And where did that thing about Intel come from?Anyway, I would argue that gaming performance definitely isn't at the top of peoples priority list when purchasing a card in this price range. So Nvidia is getting destroyed because an ultra low-end discrete graphics card from AMD offers decent HTPC performance in comparison to the GT430? lol. that's not exactly the impression I got after actually reading the review. Indeed, with twice as many shader cores as the GT 220, the GeForce GT 430 may offer the strongest competition for the 6450 on both the HTPC and gaming fronts.ĭragonsqrrlhmm. The GeForce GT 430 is Nvidia’s lowest-end card capable of this feat, and it typically costs about $70 (although a couple models can be found for $10 cheaper than that online).
Ironically, despite Nvidia’s lead in 3D alacrity, this card is not capable of playing back Blu-ray 3D over HDMI. The GeForce GT 220 DDR2 is also priced similarly to the Radeon HD 6450 GDDR5, and while it sports a powerful GPU and a 128-bit memory interface, it is crippled by slower DDR2 memory. It simply relies on more host processing to power through the decode pipeline.
Of course, the Radeon HD 5550 doesn’t support Blu-ray 3D decode acceleration, though it is capable of playing back this format over HDMI 1.4a.
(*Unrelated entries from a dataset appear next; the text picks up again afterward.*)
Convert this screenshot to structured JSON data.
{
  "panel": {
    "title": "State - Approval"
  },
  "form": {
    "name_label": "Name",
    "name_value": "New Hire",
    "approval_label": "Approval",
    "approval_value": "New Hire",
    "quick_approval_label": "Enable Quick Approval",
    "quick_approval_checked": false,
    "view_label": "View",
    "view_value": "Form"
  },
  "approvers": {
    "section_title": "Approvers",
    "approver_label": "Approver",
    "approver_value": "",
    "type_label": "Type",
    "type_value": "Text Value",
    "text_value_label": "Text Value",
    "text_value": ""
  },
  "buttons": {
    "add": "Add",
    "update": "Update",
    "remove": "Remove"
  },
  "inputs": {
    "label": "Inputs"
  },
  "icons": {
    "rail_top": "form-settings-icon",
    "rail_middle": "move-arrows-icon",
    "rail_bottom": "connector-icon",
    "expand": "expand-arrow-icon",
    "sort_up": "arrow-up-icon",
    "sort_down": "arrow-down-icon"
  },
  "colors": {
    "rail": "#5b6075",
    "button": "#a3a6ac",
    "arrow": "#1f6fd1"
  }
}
Although the GDDR5-equipped version of the 6450 might match the older board's memory bandwidth, its higher core clock does not compensate for its resource deficiency. It essentially doubles all of the Radeon HD 6450’s specifications: 320 shader processors, 16 texture units, and 8 ROPs operating on a 128-bit memory interface. The Radeon HD 5550 is far more interesting competition. And when it's equipped with GDDR5, the new card should serve up modest gaming results. This should enable a quantifiable performance difference, though.
We can see a clear evolution from the Radeon HD 5450 and Radeon HD 6450, with only the number of stream processors doubled.